Measuring Inclusion?

Getting down to work to define a set of school principles to promote inclusion.

Getting down to work to define a set of school principles to promote inclusion.

On arrival at the Brindavan Trust training room this morning the warmth of greetings between students who have been apart for a few months was heartening to see. Equally reassuring was the welcome we received as tutors and the positive comments of anticipation about this week’s module.

Whereas at the outset of the first module our students were apprehensive and a little reticent, today it took them no time to engage in discussion and debate as the second module got under way. Active learning is the order of the day on this course. I am a firm believer that students learn more when they participate in problem solving activities than they do by simply listening to tutors.

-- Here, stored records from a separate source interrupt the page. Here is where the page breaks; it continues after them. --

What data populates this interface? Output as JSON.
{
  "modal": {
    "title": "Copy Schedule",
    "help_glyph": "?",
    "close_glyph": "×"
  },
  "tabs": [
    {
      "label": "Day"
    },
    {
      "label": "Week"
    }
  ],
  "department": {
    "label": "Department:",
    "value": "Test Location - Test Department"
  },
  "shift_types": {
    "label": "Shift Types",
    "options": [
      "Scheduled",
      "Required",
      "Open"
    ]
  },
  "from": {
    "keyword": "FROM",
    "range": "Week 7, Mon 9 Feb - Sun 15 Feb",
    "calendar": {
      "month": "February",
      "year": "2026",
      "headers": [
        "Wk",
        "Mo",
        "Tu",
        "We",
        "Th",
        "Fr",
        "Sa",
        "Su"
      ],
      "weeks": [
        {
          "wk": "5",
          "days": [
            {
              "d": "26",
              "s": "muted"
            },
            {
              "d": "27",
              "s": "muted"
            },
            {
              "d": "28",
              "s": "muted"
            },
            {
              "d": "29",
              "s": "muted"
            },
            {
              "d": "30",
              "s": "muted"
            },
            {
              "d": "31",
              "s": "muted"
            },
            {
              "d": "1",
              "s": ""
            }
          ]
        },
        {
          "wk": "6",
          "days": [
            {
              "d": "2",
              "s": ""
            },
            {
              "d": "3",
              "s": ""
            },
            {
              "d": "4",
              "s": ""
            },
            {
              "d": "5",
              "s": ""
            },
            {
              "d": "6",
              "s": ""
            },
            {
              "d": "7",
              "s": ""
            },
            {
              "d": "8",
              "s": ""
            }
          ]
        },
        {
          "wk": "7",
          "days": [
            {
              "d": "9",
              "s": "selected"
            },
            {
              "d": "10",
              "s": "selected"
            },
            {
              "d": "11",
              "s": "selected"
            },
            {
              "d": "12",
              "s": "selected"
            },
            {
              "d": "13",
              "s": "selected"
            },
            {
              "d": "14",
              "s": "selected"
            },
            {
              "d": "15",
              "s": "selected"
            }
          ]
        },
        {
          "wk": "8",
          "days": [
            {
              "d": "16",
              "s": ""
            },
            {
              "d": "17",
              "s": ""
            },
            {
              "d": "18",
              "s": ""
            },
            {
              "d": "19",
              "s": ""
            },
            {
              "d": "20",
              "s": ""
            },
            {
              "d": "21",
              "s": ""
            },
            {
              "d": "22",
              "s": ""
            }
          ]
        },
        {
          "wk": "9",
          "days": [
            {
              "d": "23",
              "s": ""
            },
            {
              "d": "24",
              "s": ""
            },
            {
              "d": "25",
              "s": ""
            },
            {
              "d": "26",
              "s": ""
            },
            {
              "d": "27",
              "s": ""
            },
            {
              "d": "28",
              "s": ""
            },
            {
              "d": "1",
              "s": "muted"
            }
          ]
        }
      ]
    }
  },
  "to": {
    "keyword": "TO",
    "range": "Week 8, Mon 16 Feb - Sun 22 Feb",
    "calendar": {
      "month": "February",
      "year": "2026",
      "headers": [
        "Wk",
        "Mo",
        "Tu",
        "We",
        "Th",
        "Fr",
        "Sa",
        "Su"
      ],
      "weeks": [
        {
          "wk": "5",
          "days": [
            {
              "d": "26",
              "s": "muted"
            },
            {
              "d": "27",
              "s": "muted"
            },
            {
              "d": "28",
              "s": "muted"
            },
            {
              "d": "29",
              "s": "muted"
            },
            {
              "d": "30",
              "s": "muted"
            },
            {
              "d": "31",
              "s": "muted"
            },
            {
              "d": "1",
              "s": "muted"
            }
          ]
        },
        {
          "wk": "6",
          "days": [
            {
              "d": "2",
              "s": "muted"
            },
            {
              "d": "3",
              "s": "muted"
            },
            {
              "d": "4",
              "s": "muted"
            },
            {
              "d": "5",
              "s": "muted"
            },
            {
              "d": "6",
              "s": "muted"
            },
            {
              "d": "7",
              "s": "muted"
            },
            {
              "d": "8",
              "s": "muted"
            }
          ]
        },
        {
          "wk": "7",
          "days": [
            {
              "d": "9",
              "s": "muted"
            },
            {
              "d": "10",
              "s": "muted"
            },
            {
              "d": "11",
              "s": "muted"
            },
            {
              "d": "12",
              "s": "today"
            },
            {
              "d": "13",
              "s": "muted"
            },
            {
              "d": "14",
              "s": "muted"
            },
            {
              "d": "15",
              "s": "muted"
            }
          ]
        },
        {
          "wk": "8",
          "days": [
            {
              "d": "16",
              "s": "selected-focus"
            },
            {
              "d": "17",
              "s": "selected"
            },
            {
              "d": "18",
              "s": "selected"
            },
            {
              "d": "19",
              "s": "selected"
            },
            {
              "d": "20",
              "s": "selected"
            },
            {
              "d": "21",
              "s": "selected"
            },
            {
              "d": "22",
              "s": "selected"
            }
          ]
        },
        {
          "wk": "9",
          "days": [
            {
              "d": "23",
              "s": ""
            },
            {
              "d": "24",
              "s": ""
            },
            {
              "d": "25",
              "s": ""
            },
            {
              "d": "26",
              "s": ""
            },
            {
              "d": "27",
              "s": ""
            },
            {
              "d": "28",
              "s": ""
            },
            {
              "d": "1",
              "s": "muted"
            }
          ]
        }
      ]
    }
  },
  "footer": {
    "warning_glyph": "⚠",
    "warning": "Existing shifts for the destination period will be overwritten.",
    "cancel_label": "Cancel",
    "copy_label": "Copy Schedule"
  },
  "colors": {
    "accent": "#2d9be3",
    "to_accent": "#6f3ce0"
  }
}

This group of students respond with gusto to every task we set. They question each idea presented, interpret issues in light of their own experience and challenge each other and the course tutors whenever a seemingly simplistic idea is presented.

Gauging the effectiveness of schools in addressing pupil diversity was the main focus of the day. Accepting that inclusion is a journey that follows many paths which twist and turn according to the influences of pupil need, teacher understanding and policy initiative, is it possible to assess the adequacy of the response of a school? Many efforts have been made to develop tools that it has been suggested might assist in assessing the inclusiveness of schools. Two of these, The Index for Inclusion and the Inclusion Quality Mark were scrutinised today. Students speedily identified the potential advantages and pitfalls of these instruments. Accepting that there are many cultural inadequacies in documents that were not designed for an Indian audience, they were none the less able to relate to many of the critical issues covered. Engagement with parents, the sharing of principles, involvement with the local community and respecting individuality are all factors to which the students could relate. However, in common with many other teachers they were concerned that this means of “measuring inclusion” was open to abuse and misinterpretation if simply used as a checklist to be ticked off in order to be able to describe the school as inclusive.

A couple of issues provoked particular debate. When documents refer to parents is there a danger that this will be translated as “mothers”? Child caring and educational responsibility is often delegated to mothers here in India as elsewhere in the world. Fathers can at times play a minor role on the periphery of schooling. This, our students suggest, can be a particular difficulty where a lack of male role models presents boys with a challenge. In some Indian families fathers are more educated than mothers, should they not therefore play a more active role in supporting their children? A more heated discussion centred on the idea of interaction with the community. Definition again presented difficulties. Should the school go out to the “community” or should the “community” be encouraged into the school? What is this community and how does it relate to the wider concept of society? Consensus on this matter was not achieved, and the questioning will continue throughout the week.

As a final activity of the day the students in groups compiled a list of principles for their ideal school. Many of the ideas expressed in each group were similar, though, as expected, each had their own unique take on what might be achieved. Returning to the Index for Inclusion and the Inclusion Quality Mark they concluded that these may be of help, but a far more valuable process would be to debate these principles in each school and develop their own approach to assessing success in addressing diverse needs. Throughout the week we will be referring to these principles as we consider a range of classroom management and teaching issues.

Finally, a reflection on one question that arose today. One of the groups had a principle that stated that violence of any kind perpetrated by children or adults should not be tolerated. “But if there is violence in our school, how should we deal with it?” asked one of the students. Perhaps the way forward is to adopt a Gandhian tactic. When there is violence in school the Principal will fast until it stops! Not a popular proposal with most Principals I suspect.

This was a highly stimulating day when teaching was at once challenging and rewarding. I look forward to the rest of the week.